Pourquoi la gouvernance de l'IA relève désormais du conseil
À mesure que l'IA passe des expérimentations aux décisions cœur de métier — souscription, crédit, sinistres, fraude, relation client —, ses défaillances deviennent des risques d'entreprise. Un modèle biaisé peut créer un risque de discrimination ; un modèle non surveillé peut dériver silencieusement vers de mauvaises décisions ; un système génératif peut fabriquer une information sur laquelle quelqu'un agira. Les régulateurs de la finance, de l'assurance et de la protection des données ont signalé que l'IA relève pleinement de leur champ.

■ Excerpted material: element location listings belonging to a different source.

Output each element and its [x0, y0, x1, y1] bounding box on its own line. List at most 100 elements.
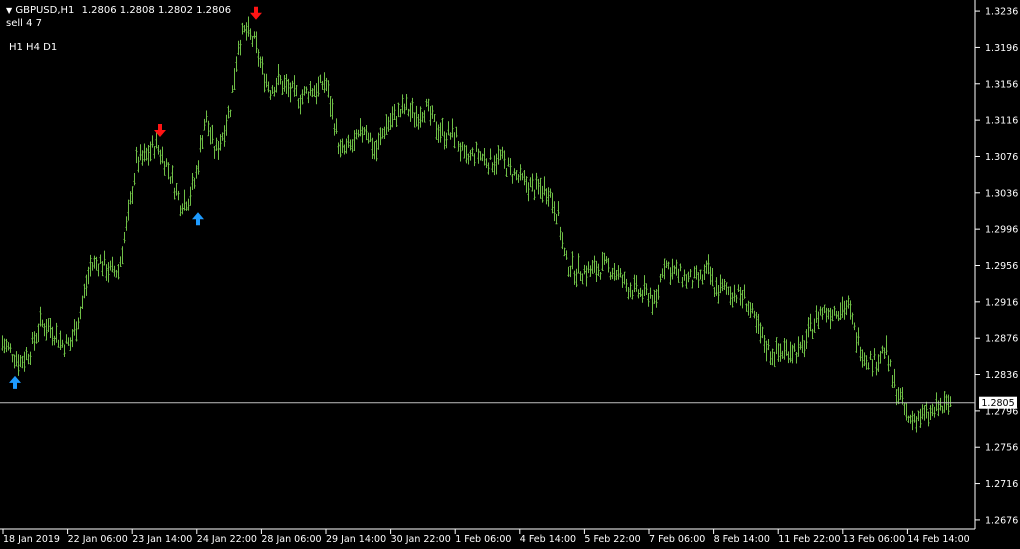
price-bar: [449, 132, 452, 140]
price-bar: [285, 73, 288, 94]
price-bar: [241, 22, 244, 35]
price-bar: [641, 289, 644, 303]
price-bar: [117, 264, 120, 280]
price-bar: [515, 170, 518, 181]
price-bar: [511, 173, 514, 184]
price-bar: [487, 162, 490, 175]
price-bar: [159, 149, 162, 165]
price-bar: [851, 312, 854, 325]
price-bar: [669, 267, 672, 286]
price-bar: [321, 80, 324, 90]
price-bar: [91, 262, 94, 271]
price-bar: [65, 334, 68, 345]
price-bar: [727, 286, 730, 296]
price-bar: [589, 265, 592, 277]
price-bar: [949, 396, 952, 408]
price-bar: [29, 351, 32, 365]
price-bar: [205, 110, 208, 123]
y-tick-label: 1.2716: [985, 479, 1018, 490]
price-bar: [943, 391, 946, 413]
price-bar: [921, 404, 924, 420]
y-tick-label: 1.2676: [985, 515, 1018, 526]
price-bar: [35, 333, 38, 344]
price-bar: [561, 232, 564, 250]
price-bar: [215, 137, 218, 151]
price-bar: [637, 289, 640, 299]
price-bar: [551, 192, 554, 214]
price-bar: [901, 387, 904, 405]
price-bar: [111, 256, 114, 273]
price-bar: [693, 266, 696, 279]
price-bar: [661, 268, 664, 278]
price-bar: [485, 158, 488, 169]
price-bar: [227, 105, 230, 119]
price-bar: [863, 352, 866, 367]
price-bar: [695, 265, 698, 280]
price-bar: [665, 260, 668, 269]
y-tick-label: 1.2996: [985, 225, 1018, 236]
price-bar: [329, 96, 332, 117]
price-bar: [57, 339, 60, 348]
price-bar: [663, 258, 666, 280]
price-bar: [225, 114, 228, 136]
price-bar: [799, 341, 802, 350]
price-bar: [925, 401, 928, 419]
price-bar: [299, 94, 302, 115]
price-bar: [607, 257, 610, 273]
price-bar: [393, 103, 396, 121]
price-bar: [569, 265, 572, 278]
price-bar: [481, 153, 484, 162]
price-bar: [775, 337, 778, 355]
price-bar: [703, 264, 706, 281]
price-bar: [369, 132, 372, 143]
price-bar: [313, 85, 316, 97]
price-bar: [81, 295, 84, 309]
price-bar: [5, 338, 8, 353]
price-bar: [337, 142, 340, 155]
price-bar: [355, 129, 358, 140]
price-bar: [467, 153, 470, 165]
price-bar: [707, 254, 710, 275]
price-bar: [513, 168, 516, 176]
price-bar: [539, 177, 542, 199]
price-chart[interactable]: 1.3236 1.3196 1.3156 1.3116 1.3076 1.3036 1.29…: [0, 0, 1020, 549]
price-bar: [279, 75, 282, 85]
price-bar: [471, 147, 474, 157]
price-bar: [335, 118, 338, 134]
price-bar: [653, 289, 656, 304]
price-bar: [429, 106, 432, 126]
price-bar: [49, 318, 52, 338]
price-bar: [519, 164, 522, 181]
price-bar: [685, 274, 688, 289]
price-bar: [933, 406, 936, 418]
price-bar: [565, 250, 568, 260]
price-bar: [85, 274, 88, 296]
price-bar: [413, 112, 416, 128]
price-bar: [217, 141, 220, 160]
price-bar: [171, 165, 174, 184]
price-bar: [3, 338, 6, 354]
price-bar: [625, 278, 628, 292]
price-bar: [55, 322, 58, 343]
y-tick-label: 1.2956: [985, 261, 1018, 272]
price-axis: 1.3236 1.3196 1.3156 1.3116 1.3076 1.3036 1.29…: [975, 7, 1018, 526]
price-bar: [595, 260, 598, 283]
price-bar: [501, 146, 504, 159]
price-bar: [41, 319, 44, 328]
price-bar: [165, 158, 168, 167]
price-bar: [803, 340, 806, 358]
price-bar: [617, 265, 620, 280]
price-bar: [185, 201, 188, 211]
price-bar: [793, 343, 796, 352]
price-bar: [795, 351, 798, 364]
price-bar: [591, 260, 594, 274]
sell-arrow-icon: [250, 6, 262, 20]
price-bar: [389, 113, 392, 130]
price-bar: [453, 132, 456, 149]
price-bar: [679, 263, 682, 272]
price-bar: [723, 279, 726, 290]
price-bar: [123, 231, 126, 244]
price-bar: [339, 139, 342, 158]
price-bar: [441, 117, 444, 136]
price-bar: [207, 120, 210, 137]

La gouvernance est ce qui transforme l'IA d'une capacité incontrôlée en une capacité maîtrisée. Elle répond aux questions qu'un régulateur ou un conseil posera : quelles IA exploitons-nous, que peut-il mal se passer, qui en répond, comment savons-nous qu'elles fonctionnent encore, et où sont les preuves ?
S'appuyer sur la gestion du risque de modèle, ne pas la réinventer
Les entreprises réglementées disposent déjà d'une avance : la gestion du risque de modèle. Les disciplines de SR 11-7 — inventaire, validation indépendante, surveillance continue, contestation effective et rôles clairs — se transposent directement à l'IA. Le bon réflexe est d'étendre le cadre de risque de modèle existant à l'IA plutôt que de lancer un programme parallèle et déconnecté.
Ce que l'IA ajoute, c'est un ensemble de modes de défaillance nouveaux que les contrôles doivent traiter : qualité et traçabilité des données d'entraînement, dérive des concepts et des données, explicabilité des modèles opaques, tests d'équité et de biais, robustesse face à des entrées adverses ou manipulées et — pour les systèmes génératifs et agentiques — des garde-fous sur ce que le système est autorisé à faire de façon autonome.
Les cadres qui structurent la gouvernance de l'IA
Le NIST AI Risk Management Framework est une structure volontaire largement adoptée, organisée autour de quatre fonctions — Gouverner, Cartographier, Mesurer et Gérer — qui aident une organisation à identifier et traiter les risques d'IA tout au long du cycle de vie. Souple, il constitue une bonne ossature de programme.
Le règlement européen sur l'IA est la première loi complète et contraignante sur l'IA. Il classe les systèmes par niveau de risque : les usages à risque inacceptable sont interdits, les systèmes à risque élevé (dont beaucoup dans le crédit et l'assurance) font face à des obligations strictes de gouvernance des données, de documentation, de supervision humaine, d'exactitude et de transparence, et les modèles d'IA à usage général portent leurs propres devoirs. ISO/IEC 42001 les complète par une norme certifiable de système de management de l'IA, à l'image de ce qu'ISO 27001 fait pour la sécurité de l'information.
L'ensemble de contrôles qui compte vraiment
Une gouvernance de l'IA efficace tient à une poignée de contrôles opérationnels. Tenir un inventaire complet des systèmes et cas d'usage d'IA, chacun avec un propriétaire et un niveau de risque. Classer le risque pour que la profondeur des contrôles soit proportionnée au préjudice potentiel. Exiger une supervision humaine — une personne responsable des décisions à conséquence, capable d'intervenir.
Puis surveiller en continu : suivre performance, dérive, biais et incidents en production, et pas seulement au lancement. Adosser les systèmes génératifs à des données de confiance et citer leurs sources, pour que les réponses soient vérifiables. Et tout journaliser — prompts, sources de données, versions de modèles, validations et actions — dans un enregistrement infalsifiable, afin que l'ensemble du cycle de vie soit auditable a posteriori.
La gouvernance de l'IA en pratique
Le plus difficile, en gouvernance de l'IA, est de la rendre réelle à grande échelle sans étouffer l'innovation. Une politique qui vit dans un PDF que personne ne lit ne gouverne rien. Les contrôles doivent être intégrés là où l'IA est réellement utilisée — dans le flux de travail, appliqués par la plateforme, produisant des preuves comme sous-produit du fonctionnement normal.
C'est le principe d'une approche d'IA gouvernée : une IA adossée aux données propres de l'organisation, qui propose au lieu de décider seule, qui opère à l'intérieur de garde-fous explicites, et dont chaque action est consignée sur une piste d'audit. Bien menée, la gouvernance n'est pas un frein à l'IA — c'est ce qui permet à une entreprise réglementée de déployer l'IA avec confiance.